Das Gebiet des Amtes Bremerhaven wurde demnächst in Folge eines Staatsvertrages zwischen der Krone Hannover und der freien Hansestadt Bremen vom 11. Januar 1827, dessen Ratificationsurkunden am 10. April desselben Jahres ausgewechselt wurden, acquirirt. Der Uebergang des Bremerhaven-Districts geschah am 1. Mai 1827. Die Grösse des abgetretenen Gebiets beträgt im Ganzen 357 Morgen 3 Quadratruthen 29 Quadratfuss Kalenberger Maass, wofür Bremen im Ganzen die Summe von 77,200 Thalern 40 ¾ Grote in Golde bezahlte. Die Hannoveraner haben sich die Hoheit in Bremerhaven, namentlich die Militärgewalt vorbehalten, deren Ausfluss auch das Recht der Conscription ist. Allein Bremen verliert dadurch wenig, weil es im Fall eines allgemeinen Krieges zur Selbstverteidigung von Bremerhaven unfähig sein würde. Die übrigen einzelnen Elemente der Hoheit, Gesetzgebung, Steuer, Justiz und Verwaltung hat Bremen, wogegen denn auch viele Vortheile, welche durch die neuerbaute Stadt dem ihr benachbarten Theile des Königreiches Hannover erwachsen, unverkennbar sind. – Vor dem Aussenhafen liegt an der Seite, wo die Geest in die Weser sich mündet, eine Hannöversche Batterie, das Fort Wilhelm, dessen Kanonen die Weser bestreichen. Es hat 14 Kasematten und ist für eben so viele Geschütze eingerichtet, kann in Kriegszeiten 200 Mann fassen, besitzt aber keine brauchbare Cisterne.

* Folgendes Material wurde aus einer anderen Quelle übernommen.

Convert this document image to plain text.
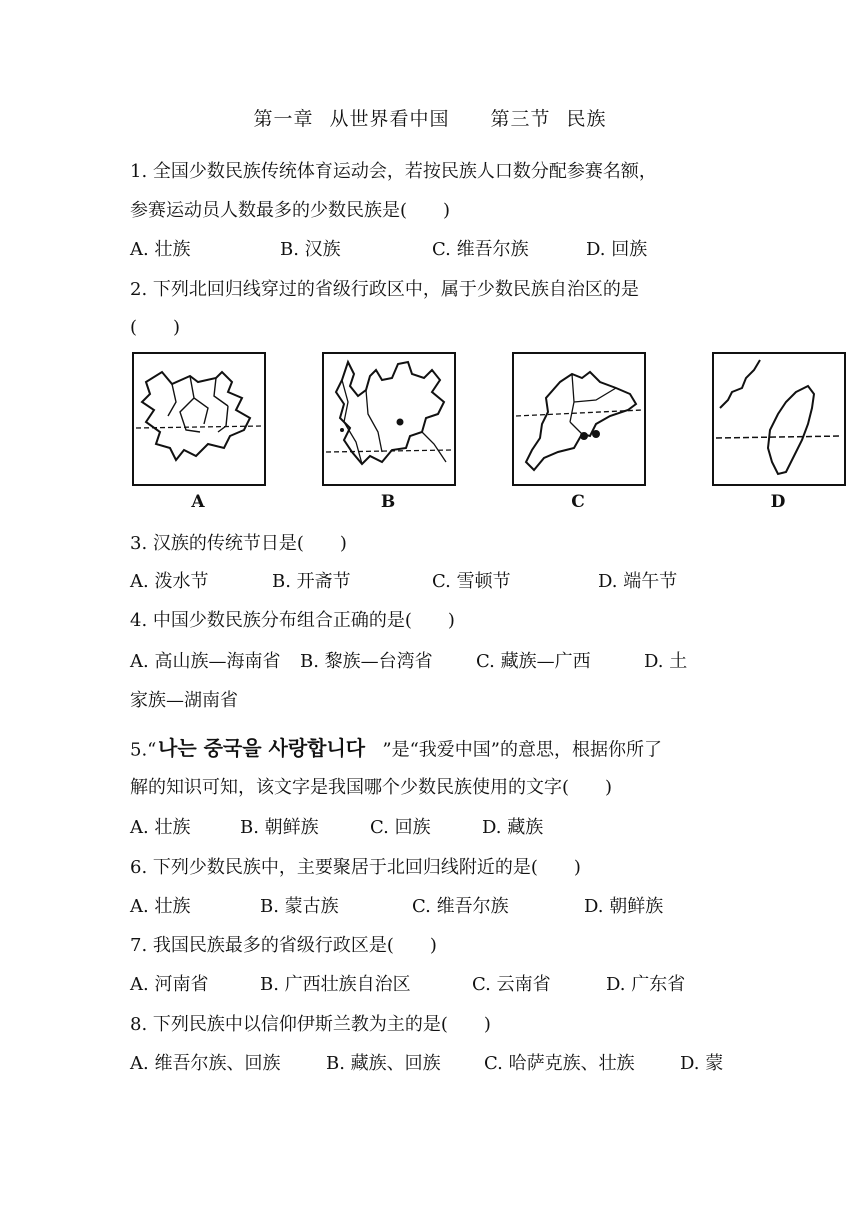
第一章 从世界看中国 第三节 民族
1. 全国少数民族传统体育运动会，若按民族人口数分配参赛名额，
参赛运动员人数最多的少数民族是(　　)
A. 壮族	B. 汉族	C. 维吾尔族	D. 回族
2. 下列北回归线穿过的省级行政区中，属于少数民族自治区的是
(　　)
A	B	C	D
3. 汉族的传统节日是(　　)
A. 泼水节	B. 开斋节	C. 雪顿节	D. 端午节
4. 中国少数民族分布组合正确的是(　　)
A. 高山族—海南省 B. 黎族—台湾省 C. 藏族—广西	D. 土
家族—湖南省
5.“ 나는 중국을 사랑합니다 ”是“我爱中国”的意思，根据你所了
解的知识可知，该文字是我国哪个少数民族使用的文字(　　)
A. 壮族	B. 朝鲜族	C. 回族	D. 藏族
6. 下列少数民族中，主要聚居于北回归线附近的是(　　)
A. 壮族	B. 蒙古族	C. 维吾尔族	D. 朝鲜族
7. 我国民族最多的省级行政区是(　　)
A. 河南省	B. 广西壮族自治区	C. 云南省	D. 广东省
8. 下列民族中以信仰伊斯兰教为主的是(　　)
A. 维吾尔族、回族	B. 藏族、回族 C. 哈萨克族、壮族	D. 蒙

Der Boden, erst von Seiten Bremens eingedeichtes, bis dahin als Wiese benutztes, und völlig unbewohntes Marschland, besteht aus sogenannter Kleierde, die zwar wegen des geringen Lehmgehalts zum Ziegelbrennen untauglich befunden ist, doch enthält sie viel Humus, und ist daher äusserst fruchtbar. Beim Ausgraben des Hafenbassins stiess man an einigen Stellen auf sogenannten Knick, eine in der umliegenden Marschgegend hin und wieder vorkommende, aus Lehm und Sand bestehende Erdart von bläulicher Farbe, die selbst mehre Jahre der Luft und dem Frost ausgesetzt, doch alle Vegetation ausschliesst. Eine nähere, nicht uninteressante Kunde des Bodens in einer grösseren Tiefe verschaffte der freilich gänzlich verunglückte Versuch zum Bohren eines artesischen Brunnens, bei welchem man bis auf eine Tiefe von 165 Fuss vordrang. Die ersten 52 Fuss bestanden in Marschboden, zuweilen, besonders nach unten zu, mit etwas Moor vermischt; dann folgten 42 Fuss Triebsand, und unter diesem eine dünne, nur etwa 1 Fuss haltende mit Sand vermischte Moorschicht. Hierauf kamen 18 Fuss Triebsand und darunter eine ähnliche Marschschicht; unter dieser wieder 18 Fuss Triebsand auf einer 5 Fuss starken Schicht Fussgerölle oder Kies liegend, darunter 23 Fuss Triebsand auf einer 2½ Fuss dicken Unterlage von harter Thonerde ruhend, der Triebsand mit kleinen Steinen oder Kies vermischt, folgte. In diese Schicht war man 7½ Fuss tief eingedrungen, als das Springen einer Röhre allen weitern Versuchen ein Ende machte.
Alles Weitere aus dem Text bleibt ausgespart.